Planté diez plantas que no se querían plantar.
Arrugaban sus frentes y se mostraban indignadas.
¡Pobres plantas…!
Mi intención nunca fue ofenderlas.
Tal vez fue porque vi desnudas sus raíces.
Tal vez no les gustó la tierra a un costado de mi casa.
¡Cómo se resistían las pobres…!
Se aferraban a mis dedos.
Se volteaban hacia fuera de la tierra.
Eran como samuráis que preferían una muerte supuestamente digna.
Si hasta el agua que les entregué, se negaban a beberla.
No parecía alegrarlas el sol.
¿Acaso no saben que la muerte nunca es digna…?
¿No podían ver que yo quería ayudarlas?
Y es que de verdad fueron varios mis esfuerzos
Intenté hablar con ellas y no respondieron.
Toqué la trompeta y se hicieron las sordas.
Les conté el chiste del filodendro tartamudo y ni siquiera hubo una
sonrisa.
Y claro, puede ser que no les interesara hablar de poesía medieval.

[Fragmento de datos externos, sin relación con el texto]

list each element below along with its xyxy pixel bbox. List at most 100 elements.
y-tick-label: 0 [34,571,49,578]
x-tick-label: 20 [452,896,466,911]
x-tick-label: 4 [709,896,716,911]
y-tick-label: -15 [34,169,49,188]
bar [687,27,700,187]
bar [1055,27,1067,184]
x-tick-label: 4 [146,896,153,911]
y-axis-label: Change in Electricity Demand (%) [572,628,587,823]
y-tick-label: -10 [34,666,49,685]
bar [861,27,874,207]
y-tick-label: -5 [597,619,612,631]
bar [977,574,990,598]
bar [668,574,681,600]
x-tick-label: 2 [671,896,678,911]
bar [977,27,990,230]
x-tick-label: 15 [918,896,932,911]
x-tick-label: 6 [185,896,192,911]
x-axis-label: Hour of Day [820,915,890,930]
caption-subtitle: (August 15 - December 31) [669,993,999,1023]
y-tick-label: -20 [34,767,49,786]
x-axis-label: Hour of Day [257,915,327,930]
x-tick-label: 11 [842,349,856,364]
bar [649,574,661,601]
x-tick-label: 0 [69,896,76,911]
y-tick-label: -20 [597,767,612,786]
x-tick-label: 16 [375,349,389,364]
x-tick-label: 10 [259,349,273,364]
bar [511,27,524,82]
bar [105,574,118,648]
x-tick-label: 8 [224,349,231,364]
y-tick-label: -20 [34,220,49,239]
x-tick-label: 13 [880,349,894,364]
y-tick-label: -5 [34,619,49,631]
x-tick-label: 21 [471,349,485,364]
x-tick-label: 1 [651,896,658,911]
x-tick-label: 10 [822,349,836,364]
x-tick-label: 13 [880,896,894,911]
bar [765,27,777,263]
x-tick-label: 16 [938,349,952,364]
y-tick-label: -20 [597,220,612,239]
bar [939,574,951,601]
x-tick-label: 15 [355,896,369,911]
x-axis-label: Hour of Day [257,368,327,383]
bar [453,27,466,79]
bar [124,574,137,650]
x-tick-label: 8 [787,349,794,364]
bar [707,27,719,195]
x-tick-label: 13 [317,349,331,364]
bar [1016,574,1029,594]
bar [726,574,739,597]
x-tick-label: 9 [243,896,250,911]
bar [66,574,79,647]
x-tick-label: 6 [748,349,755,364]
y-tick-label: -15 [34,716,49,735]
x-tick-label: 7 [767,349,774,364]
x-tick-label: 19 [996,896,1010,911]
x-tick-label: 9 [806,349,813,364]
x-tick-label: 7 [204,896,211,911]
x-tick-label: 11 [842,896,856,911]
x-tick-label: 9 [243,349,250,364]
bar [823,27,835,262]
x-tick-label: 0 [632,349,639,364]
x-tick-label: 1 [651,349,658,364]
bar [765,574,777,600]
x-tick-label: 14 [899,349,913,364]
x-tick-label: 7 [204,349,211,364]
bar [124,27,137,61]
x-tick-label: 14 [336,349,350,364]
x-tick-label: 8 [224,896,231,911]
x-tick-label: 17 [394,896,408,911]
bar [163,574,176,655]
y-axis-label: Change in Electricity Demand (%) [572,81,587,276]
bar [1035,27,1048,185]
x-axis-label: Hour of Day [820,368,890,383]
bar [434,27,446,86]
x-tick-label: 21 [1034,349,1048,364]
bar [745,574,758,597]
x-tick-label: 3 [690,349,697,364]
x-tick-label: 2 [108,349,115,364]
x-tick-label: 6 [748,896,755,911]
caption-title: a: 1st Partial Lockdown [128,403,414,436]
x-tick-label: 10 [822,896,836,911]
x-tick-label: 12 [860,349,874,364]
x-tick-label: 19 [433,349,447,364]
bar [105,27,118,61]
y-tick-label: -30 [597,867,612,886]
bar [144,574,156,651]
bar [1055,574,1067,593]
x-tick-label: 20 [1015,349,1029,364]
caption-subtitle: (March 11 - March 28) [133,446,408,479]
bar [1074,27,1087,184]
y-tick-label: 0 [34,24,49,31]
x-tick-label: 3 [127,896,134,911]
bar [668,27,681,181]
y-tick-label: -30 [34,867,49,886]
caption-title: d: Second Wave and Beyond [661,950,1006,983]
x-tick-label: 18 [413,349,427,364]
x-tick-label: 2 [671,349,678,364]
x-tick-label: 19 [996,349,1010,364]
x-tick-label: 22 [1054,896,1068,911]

O que desafiné un tanto, pues era la primera vez que tocaba la trompeta.
O que no tuviese un buen remate el chiste del filodendro.
Aunque claro… tal vez fuese simplemente por la mudanza forzada.
Así, no me quedó más que plantarlas a la fuerza y regarlas aunque
hicieran gárgaras.
Después de todo, pensé, yo tampoco quería estar acá.
Y claro, con el tiempo, ellas tendrán que querer otra vez la vida.
Eso pensé, pero no se los dije.
Por la tarde, afortunadamente, me fijé que bebieron igual el agua.
Y hasta se estiraron un tanto, cuando el sol se empezó a guardar.
Parece un gesto pequeño, pero es sin duda un paso importante.
Y es que cualquier alegría, aunque pequeña, debe ser siempre cosa
importante.
Además, de paso, yo también me alegré un poquito.